Book in progress- An empirical study of judicial case management in the crown court.





This book will be based on my thesis. It is aimed at legal professionals, academics, students and policy makers. I provide an introductory summary of the book.


The book starts with a history of adversarial trial proceedings and the role judges played in them. Following this it describes and explores the political conditions in which reforms to adversarial crown court proceedings have been made. Since the 1980s successive English and Welsh governments have been concerned with the rising costs of criminal litigation. As a consequence, from 1995, judges in the Crown Court have been required to act as case managers who control the timing of cases and monitor statutory compliance of defence statements. To implement these policies pre-trial hearings were introduced which, from 2005, became known as Plea and Case Management Hearings (PCMHs). In the same year the new judicial responsibilities were strengthened by the Criminal Procedure Rules, creating a duty on judges to actively manage cases and providing them with a set of powers to do so.Although judicial case management at PCMHs has become an essential aspect of crown court trial procedure there is little empirical research which informs us on its nature. Indeed the topic hardly sparked any critical scholarly assessment or debate. This book seeks to address those gaps in the literature. Drawing on 202 transcripts generated from observations of PCMHs in one crown court centre, field notes, and informal conversations with legal practitioners, it examines how judges implement the case management requirements and identifies three distinct judicial approaches: non-interventionist, problem-solving and policy implementing. The latter approach implies that the judge is in absolute control over the timing of cases. Only one judge out of ten consistently employed this approach. The book identifies the reasons for it and argues that there are several constraints on the willingness and the ability of judges to exercise controls over the timing of cases. These include the conditions in which they work, their relationships with lawyers within the local legal culture, and conflicting expectations of their role. The thesis also reveals how some judges successfully implement case management policies.

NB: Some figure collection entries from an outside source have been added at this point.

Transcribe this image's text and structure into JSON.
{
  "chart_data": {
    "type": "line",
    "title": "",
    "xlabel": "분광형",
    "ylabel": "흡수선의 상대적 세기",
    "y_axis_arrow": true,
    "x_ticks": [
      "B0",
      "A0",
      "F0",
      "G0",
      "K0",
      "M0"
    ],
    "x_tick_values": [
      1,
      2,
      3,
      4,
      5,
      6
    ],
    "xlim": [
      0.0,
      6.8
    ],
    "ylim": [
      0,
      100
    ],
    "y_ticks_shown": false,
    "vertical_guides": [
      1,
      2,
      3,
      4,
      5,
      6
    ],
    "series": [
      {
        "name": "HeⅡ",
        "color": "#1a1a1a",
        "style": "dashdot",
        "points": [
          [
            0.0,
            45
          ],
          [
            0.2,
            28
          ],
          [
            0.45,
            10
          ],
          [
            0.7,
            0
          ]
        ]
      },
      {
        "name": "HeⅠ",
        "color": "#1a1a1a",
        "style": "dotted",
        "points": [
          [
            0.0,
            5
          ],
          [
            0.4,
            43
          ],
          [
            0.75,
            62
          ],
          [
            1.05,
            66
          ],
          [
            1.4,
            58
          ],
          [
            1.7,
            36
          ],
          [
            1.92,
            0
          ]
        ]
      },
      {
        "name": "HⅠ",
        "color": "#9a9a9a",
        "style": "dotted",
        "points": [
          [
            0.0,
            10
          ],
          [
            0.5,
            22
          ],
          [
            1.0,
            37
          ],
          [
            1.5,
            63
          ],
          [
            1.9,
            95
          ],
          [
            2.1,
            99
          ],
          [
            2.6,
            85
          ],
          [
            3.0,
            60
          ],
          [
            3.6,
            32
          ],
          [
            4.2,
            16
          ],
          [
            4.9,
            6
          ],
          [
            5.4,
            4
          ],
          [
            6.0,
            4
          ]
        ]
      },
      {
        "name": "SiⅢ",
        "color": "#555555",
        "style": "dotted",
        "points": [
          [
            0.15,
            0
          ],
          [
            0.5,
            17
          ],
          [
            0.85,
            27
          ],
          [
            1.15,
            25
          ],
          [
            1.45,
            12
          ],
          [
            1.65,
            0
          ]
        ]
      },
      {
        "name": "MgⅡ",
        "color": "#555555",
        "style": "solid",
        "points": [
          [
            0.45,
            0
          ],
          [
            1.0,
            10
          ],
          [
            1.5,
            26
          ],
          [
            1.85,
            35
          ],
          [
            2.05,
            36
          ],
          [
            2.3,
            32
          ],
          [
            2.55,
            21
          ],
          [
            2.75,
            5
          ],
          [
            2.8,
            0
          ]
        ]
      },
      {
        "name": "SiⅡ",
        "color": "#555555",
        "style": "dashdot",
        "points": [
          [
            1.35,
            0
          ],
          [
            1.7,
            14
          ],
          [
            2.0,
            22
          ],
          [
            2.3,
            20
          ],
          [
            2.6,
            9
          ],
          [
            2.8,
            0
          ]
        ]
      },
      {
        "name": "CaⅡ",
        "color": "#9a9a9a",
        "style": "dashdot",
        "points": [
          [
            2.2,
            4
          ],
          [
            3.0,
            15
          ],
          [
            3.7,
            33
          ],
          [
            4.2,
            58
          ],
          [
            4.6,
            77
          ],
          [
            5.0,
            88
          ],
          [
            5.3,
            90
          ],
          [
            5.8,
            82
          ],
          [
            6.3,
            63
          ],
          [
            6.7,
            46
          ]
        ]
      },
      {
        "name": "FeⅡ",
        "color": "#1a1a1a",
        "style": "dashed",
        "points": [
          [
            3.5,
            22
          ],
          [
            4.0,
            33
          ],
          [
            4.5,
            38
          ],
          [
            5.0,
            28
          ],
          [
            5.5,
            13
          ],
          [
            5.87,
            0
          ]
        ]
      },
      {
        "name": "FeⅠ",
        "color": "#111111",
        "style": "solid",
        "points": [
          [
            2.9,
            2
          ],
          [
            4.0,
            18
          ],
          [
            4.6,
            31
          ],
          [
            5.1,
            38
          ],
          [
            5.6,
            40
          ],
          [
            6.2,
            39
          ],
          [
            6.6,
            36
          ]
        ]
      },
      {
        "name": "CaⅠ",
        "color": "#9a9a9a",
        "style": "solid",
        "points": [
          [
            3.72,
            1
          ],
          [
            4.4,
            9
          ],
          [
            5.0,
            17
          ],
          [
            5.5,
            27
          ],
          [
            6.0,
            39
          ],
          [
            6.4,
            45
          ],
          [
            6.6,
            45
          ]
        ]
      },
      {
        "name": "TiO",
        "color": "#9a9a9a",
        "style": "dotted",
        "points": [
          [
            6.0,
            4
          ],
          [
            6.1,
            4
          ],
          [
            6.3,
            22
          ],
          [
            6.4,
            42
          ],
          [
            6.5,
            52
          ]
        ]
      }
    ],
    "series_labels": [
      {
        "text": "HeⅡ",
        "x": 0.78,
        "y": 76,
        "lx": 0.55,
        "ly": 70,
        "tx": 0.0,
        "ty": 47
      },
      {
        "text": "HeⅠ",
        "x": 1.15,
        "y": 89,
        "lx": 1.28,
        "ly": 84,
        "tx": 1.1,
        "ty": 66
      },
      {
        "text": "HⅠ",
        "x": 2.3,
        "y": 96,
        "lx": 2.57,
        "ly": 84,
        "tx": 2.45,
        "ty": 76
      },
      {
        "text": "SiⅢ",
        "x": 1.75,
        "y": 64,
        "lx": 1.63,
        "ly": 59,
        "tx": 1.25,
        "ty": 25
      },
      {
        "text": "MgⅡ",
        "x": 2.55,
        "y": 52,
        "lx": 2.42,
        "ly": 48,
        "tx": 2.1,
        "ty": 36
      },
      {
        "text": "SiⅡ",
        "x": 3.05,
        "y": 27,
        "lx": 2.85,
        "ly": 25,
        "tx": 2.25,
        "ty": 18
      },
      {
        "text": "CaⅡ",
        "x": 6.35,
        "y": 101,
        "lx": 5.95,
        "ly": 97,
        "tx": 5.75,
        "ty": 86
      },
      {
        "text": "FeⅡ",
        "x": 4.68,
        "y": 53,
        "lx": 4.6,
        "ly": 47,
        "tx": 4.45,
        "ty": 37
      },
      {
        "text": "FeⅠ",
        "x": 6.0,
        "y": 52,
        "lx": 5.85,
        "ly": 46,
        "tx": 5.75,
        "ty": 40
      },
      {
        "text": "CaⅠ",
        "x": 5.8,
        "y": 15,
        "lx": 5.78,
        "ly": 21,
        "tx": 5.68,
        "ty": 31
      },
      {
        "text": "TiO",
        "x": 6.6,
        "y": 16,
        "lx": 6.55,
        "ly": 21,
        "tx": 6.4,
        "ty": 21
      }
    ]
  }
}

It exposes judicial strategies used to accelerate case processing and techniques to enforce compliance of defence statements. Based on my empirical findings it further offers a critical assessment of the impact of judicial case management on the traditional role of the judge and the position of the defendant in the adversarial trial process.


Later this year I will go back to the court to see whether the approaches I identified three years earlier in my study are still employed by the judges. I also intend to do some interviews with the judges previously observed.